Glomerella tucumanensis

Scientific classification
- Kingdom: Fungi
- Division: Ascomycota
- Class: Sordariomycetes
- Order: Glomerellales
- Family: Glomerellaceae
- Genus: Colletotrichum
- Species: C. tucumanensis
- Binomial name: Colletotrichum tucumanensis (Speg.) Arx & E.Müll. (1954)
- Synonyms: Colletotrichum falcatum Went (1893); Physalospora tucumanensis Speg. (1896); Colletotrichum metake Sacc. (1908);

= Glomerella tucumanensis =

- Genus: Colletotrichum
- Species: tucumanensis
- Authority: (Speg.) Arx & E.Müll. (1954)
- Synonyms: Colletotrichum falcatum Went (1893), Physalospora tucumanensis Speg. (1896), Colletotrichum metake Sacc. (1908)

Species of fungus

Glomerella tucumanensis is a species of fungus in the family Glomerellaceae. It is a pathogen of sugarcane responsible for the disease known as red rot of sugarcane, this disease impacts sugarcane production in South and South-East Asia and has spread to 69 countries. It has been responsible for the elimination of many commercial varieties of sugarcane.

== Taxonomy ==
Glomerella tucumanensis was first described by Frits Went as Colletotrichum falcatum belonging to the family Melanconiaceae as a fungi imperfecti.

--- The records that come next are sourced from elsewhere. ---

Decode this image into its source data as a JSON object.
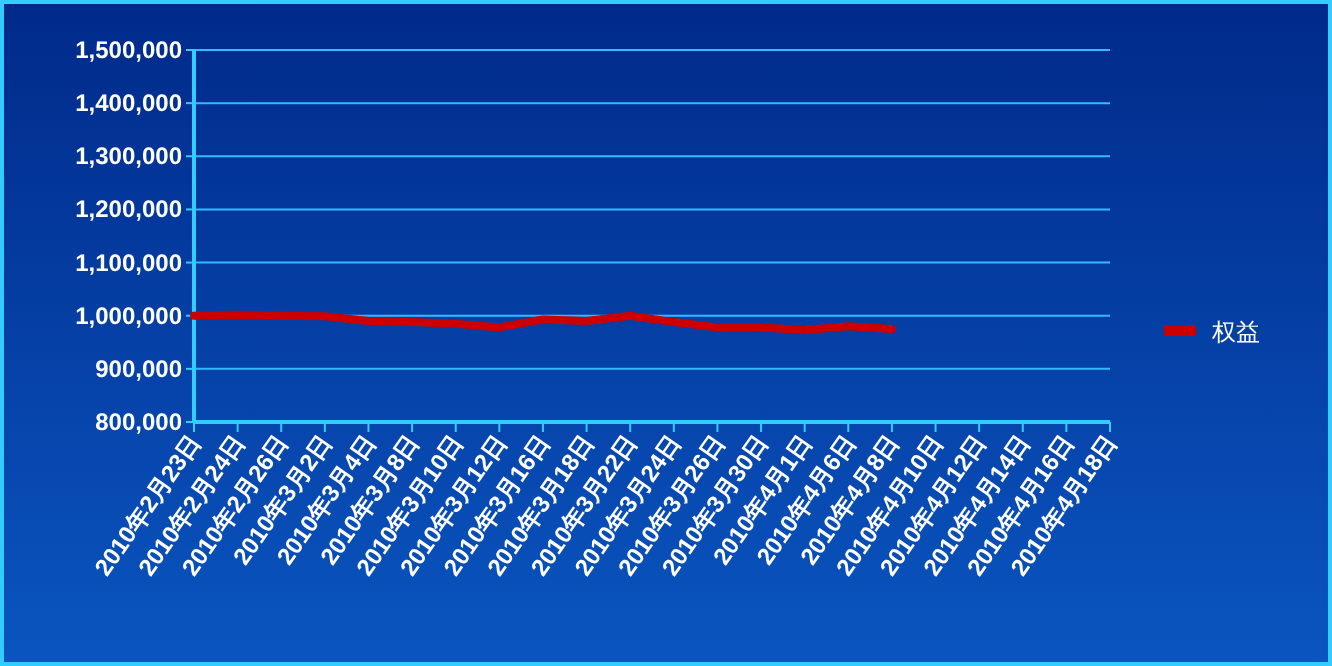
{
  "chart_data": {
    "type": "line",
    "categories": [
      "2010年2月23日",
      "2010年2月24日",
      "2010年2月26日",
      "2010年3月2日",
      "2010年3月4日",
      "2010年3月8日",
      "2010年3月10日",
      "2010年3月12日",
      "2010年3月16日",
      "2010年3月18日",
      "2010年3月22日",
      "2010年3月24日",
      "2010年3月26日",
      "2010年3月30日",
      "2010年4月1日",
      "2010年4月6日",
      "2010年4月8日",
      "2010年4月10日",
      "2010年4月12日",
      "2010年4月14日",
      "2010年4月16日",
      "2010年4月18日"
    ],
    "series": [
      {
        "name": "权益",
        "color": "#cc0000",
        "values": [
          1000000,
          1002000,
          1000000,
          999000,
          990000,
          988000,
          985000,
          978000,
          993000,
          990000,
          1000000,
          988000,
          978000,
          978000,
          973000,
          980000,
          975000,
          null,
          null,
          null,
          null,
          null
        ]
      }
    ],
    "ylim": [
      800000,
      1500000
    ],
    "yticks": [
      {
        "value": 800000,
        "label": "800,000"
      },
      {
        "value": 900000,
        "label": "900,000"
      },
      {
        "value": 1000000,
        "label": "1,000,000"
      },
      {
        "value": 1100000,
        "label": "1,100,000"
      },
      {
        "value": 1200000,
        "label": "1,200,000"
      },
      {
        "value": 1300000,
        "label": "1,300,000"
      },
      {
        "value": 1400000,
        "label": "1,400,000"
      },
      {
        "value": 1500000,
        "label": "1,500,000"
      }
    ],
    "grid": "y",
    "legend": "right",
    "marker": "none",
    "line_style": "solid"
  }
}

This classification remained undisputed till 1943, when Carvajal and Edgerton found the conidial state of the fungi to be identical to Physalospora tucumanensis which was described by Spegazzini in 1896, putting it the family Pleosporaceae, thereby placing it under Ascomycota. In 1954, von Arx and Muller transferred the fungi to the genus Glomerella, where it remains today.